The Vikings had improved from 9-18 in 1987-88 to 17-10 in 1988-89. However, the beginning of the 1989-90 season had not gone well for the Vikings, as ECSU had only recorded one win during the first 12 games.

The trip to Lawrence in itself was an experience. Many of the Vikings had never flown before. Outside of the later rounds of the CIAA tournament, ECSU had never played in front of a crowd of that size before. There was also the fact of it being the first Division I contest for the Vikings.

“Our guys were caught up in all of the traditions of playing a game in Allen Fieldhouse. The singing of the KU Fight Song, the ‘Beware of the Phog’ sign in the back, all of our guys were on the court staring and taking it all in,” Mackey said.

No matter the number of firsts for ECSU, at 7:34 p.m. Central Time on January 18, 1990, the basketball was still going to be tipped.

The Game

A Division II school with an 1-11 record playing against the number one team in the country in Division I, has an assumed script. The ECSU vs. Kansas game followed that script.

The Jayhawks jumped out to an 18-0 lead.

Kansas led by 31 at halftime by a 56-25 score.

The Jayhawks set a record for the most field goals made in a single game (52), as well as a record for the most made baskets in a half with 31 in the second stanza.

Kansas shot an incredible 63 percent (52-83) from the field, with eight Jayhawks scoring in double figures.

Final score: Kansas 132, Elizabeth City State 65

However, not all was lost for ECSU.

The Vikings had three players score in double figures. Junior Darryl Riddick led things with 16 points, while juniors Tyson Ransom and James Eason both chipped in 14 points for ECSU.

ECSU collected 13 steals and shot 42 percent from the field (28-66), higher than the majority of games the Vikings played in that season.

“No one in the nation had the opportunity that we did tonight (to play the No. 1 team in the country),” junior Darryl Riddick told the Lawrence Journal-World after the game. “I think we came out and played hard. We just wanted to play the best basketball we could possibly play and not be intimidated. I just played my game.”

The Post Game

After the game in Lawrence, the Vikings got back on a plane and flew back into Norfolk, Virginia.

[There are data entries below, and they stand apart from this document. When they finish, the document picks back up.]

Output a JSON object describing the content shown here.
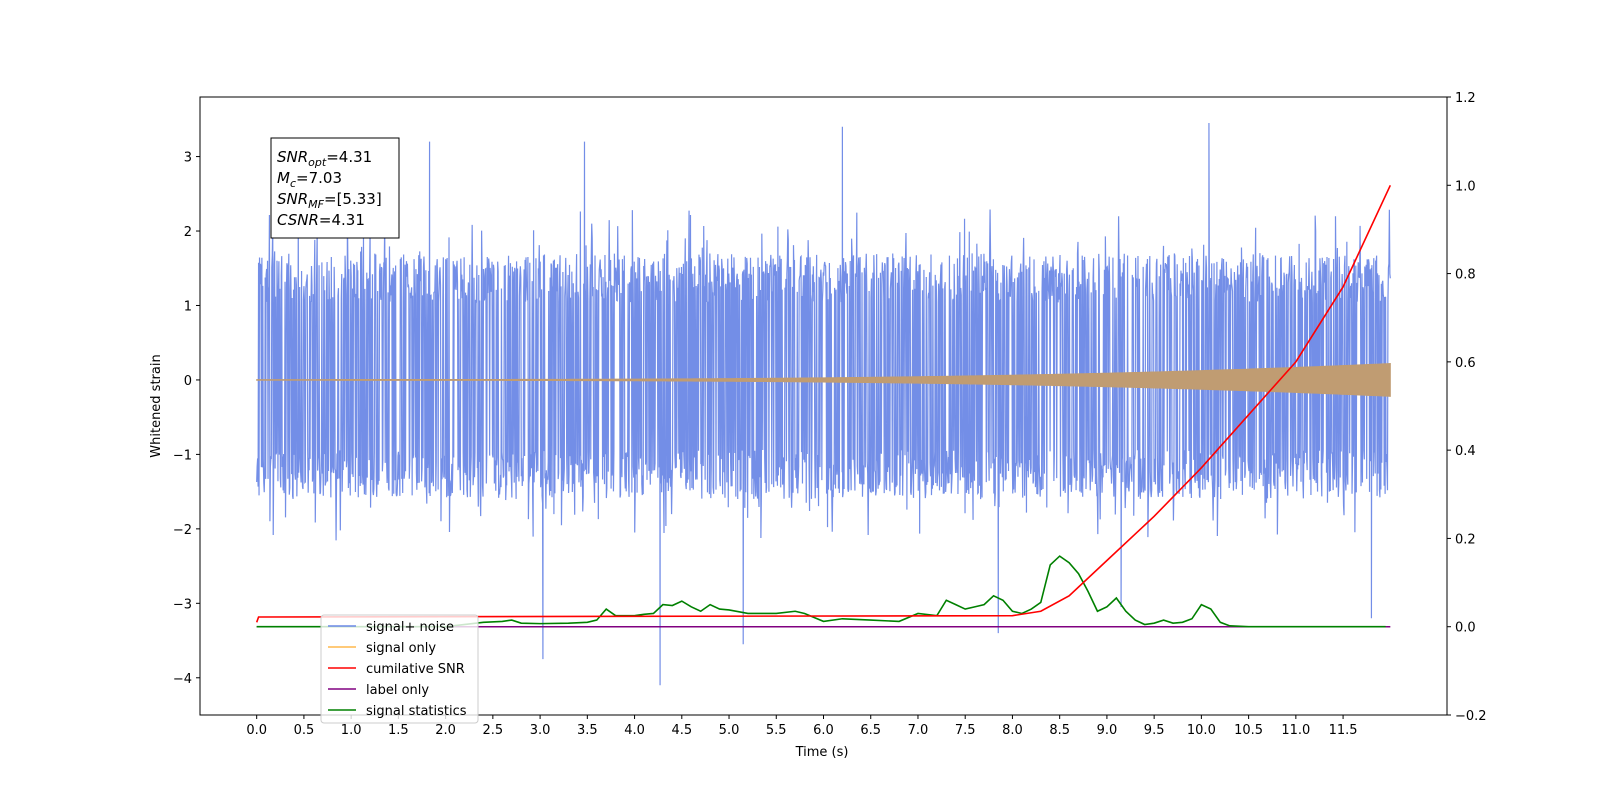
{
  "chart_data": {
    "type": "line",
    "title": "",
    "xlabel": "Time (s)",
    "ylabel": "Whitened strain",
    "xlim": [
      -0.6,
      12.6
    ],
    "ylim": [
      -4.5,
      3.8
    ],
    "y2lim": [
      -0.2,
      1.2
    ],
    "xticks": [
      "0.0",
      "0.5",
      "1.0",
      "1.5",
      "2.0",
      "2.5",
      "3.0",
      "3.5",
      "4.0",
      "4.5",
      "5.0",
      "5.5",
      "6.0",
      "6.5",
      "7.0",
      "7.5",
      "8.0",
      "8.5",
      "9.0",
      "9.5",
      "10.0",
      "10.5",
      "11.0",
      "11.5"
    ],
    "xtick_values": [
      0,
      0.5,
      1,
      1.5,
      2,
      2.5,
      3,
      3.5,
      4,
      4.5,
      5,
      5.5,
      6,
      6.5,
      7,
      7.5,
      8,
      8.5,
      9,
      9.5,
      10,
      10.5,
      11,
      11.5
    ],
    "yticks": [
      "3",
      "2",
      "1",
      "0",
      "−1",
      "−2",
      "−3",
      "−4"
    ],
    "ytick_values": [
      3,
      2,
      1,
      0,
      -1,
      -2,
      -3,
      -4
    ],
    "y2ticks": [
      "1.2",
      "1.0",
      "0.8",
      "0.6",
      "0.4",
      "0.2",
      "0.0",
      "−0.2"
    ],
    "y2tick_values": [
      1.2,
      1.0,
      0.8,
      0.6,
      0.4,
      0.2,
      0.0,
      -0.2
    ],
    "grid": false,
    "legend_position": "lower-left",
    "annotation": {
      "lines": [
        {
          "base": "SNR",
          "sub": "opt",
          "value": "=4.31"
        },
        {
          "base": "M",
          "sub": "c",
          "value": "=7.03"
        },
        {
          "base": "SNR",
          "sub": "MF",
          "value": "=[5.33]"
        },
        {
          "base": "CSNR",
          "sub": "",
          "value": "=4.31"
        }
      ]
    },
    "series": [
      {
        "name": "signal+ noise",
        "color": "#6b88e6",
        "axis": "left",
        "kind": "noise",
        "duration": 12,
        "typical_range": [
          -1.6,
          1.7
        ],
        "extremes": [
          [
            1.83,
            3.2
          ],
          [
            3.47,
            3.2
          ],
          [
            6.2,
            3.4
          ],
          [
            10.08,
            3.45
          ],
          [
            3.03,
            -3.75
          ],
          [
            4.27,
            -4.1
          ],
          [
            5.15,
            -3.55
          ],
          [
            7.85,
            -3.4
          ],
          [
            9.15,
            -3.05
          ],
          [
            11.8,
            -3.2
          ]
        ]
      },
      {
        "name": "signal only",
        "color": "#ffb94d",
        "axis": "left",
        "kind": "chirp",
        "amplitude_start": 0.005,
        "amplitude_end": 0.22,
        "x_end": 12.0
      },
      {
        "name": "cumilative SNR",
        "color": "#ff0000",
        "axis": "right",
        "x": [
          0,
          0.02,
          8.0,
          8.3,
          8.6,
          9.0,
          9.5,
          10.0,
          10.5,
          11.0,
          11.5,
          12.0
        ],
        "values": [
          0.01,
          0.022,
          0.025,
          0.035,
          0.07,
          0.15,
          0.25,
          0.36,
          0.48,
          0.6,
          0.77,
          1.0
        ]
      },
      {
        "name": "label only",
        "color": "#800080",
        "axis": "right",
        "x": [
          0,
          12
        ],
        "values": [
          0.0,
          0.0
        ]
      },
      {
        "name": "signal statistics",
        "color": "#008000",
        "axis": "right",
        "x": [
          0.0,
          0.5,
          1.0,
          1.5,
          2.0,
          2.4,
          2.6,
          2.7,
          2.8,
          3.0,
          3.3,
          3.5,
          3.6,
          3.7,
          3.8,
          4.0,
          4.1,
          4.2,
          4.3,
          4.4,
          4.5,
          4.6,
          4.7,
          4.8,
          4.9,
          5.0,
          5.2,
          5.5,
          5.7,
          5.8,
          6.0,
          6.2,
          6.5,
          6.8,
          7.0,
          7.2,
          7.3,
          7.4,
          7.5,
          7.6,
          7.7,
          7.8,
          7.9,
          8.0,
          8.1,
          8.2,
          8.3,
          8.4,
          8.5,
          8.6,
          8.7,
          8.8,
          8.9,
          9.0,
          9.1,
          9.2,
          9.3,
          9.4,
          9.5,
          9.6,
          9.7,
          9.8,
          9.9,
          10.0,
          10.1,
          10.2,
          10.3,
          10.5,
          11.0,
          11.5,
          11.95
        ],
        "values": [
          0.0,
          0.0,
          0.0,
          0.0,
          0.0,
          0.01,
          0.012,
          0.015,
          0.008,
          0.007,
          0.008,
          0.01,
          0.015,
          0.04,
          0.025,
          0.025,
          0.028,
          0.03,
          0.05,
          0.048,
          0.058,
          0.045,
          0.035,
          0.05,
          0.04,
          0.038,
          0.03,
          0.03,
          0.035,
          0.03,
          0.012,
          0.018,
          0.015,
          0.012,
          0.03,
          0.025,
          0.06,
          0.05,
          0.04,
          0.045,
          0.05,
          0.07,
          0.06,
          0.035,
          0.03,
          0.04,
          0.055,
          0.14,
          0.16,
          0.145,
          0.12,
          0.08,
          0.035,
          0.045,
          0.065,
          0.035,
          0.015,
          0.005,
          0.008,
          0.015,
          0.008,
          0.01,
          0.018,
          0.05,
          0.04,
          0.01,
          0.002,
          0.0,
          0.0,
          0.0,
          0.0
        ]
      }
    ]
  }
}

A game with Virginia State awaited.

The Vikings dropped that contest and would only win five more as they finished the season with a 6-22 record.

The game versus Kansas had large implications for the Vikings, as it opened a door for more games against Division I schools.

“Playing Kansas and the way that our team conducted ourselves in that game, led Boise State and Idaho to want to play us during the 1992-93 season,” Mackey stated.

ECSU traveled out to Idaho during that 1992-93 campaign and dropped a contest to Boise State 99-70 but defeated Idaho by a 79-72 score.

But for Mackey, not many things during his coaching experience compares to the game on a cold night in January 1990.

“That experience was special. Not many teams have the opportunity to play the number one team in the country, but we did,” Mackey said. “Even now when I see guys from this team, we talk about that trip, we talk about that game. It is something that they have and will continue to remember for the rest of their lives.”

Information from the Lawrence Journal-World was used in this story.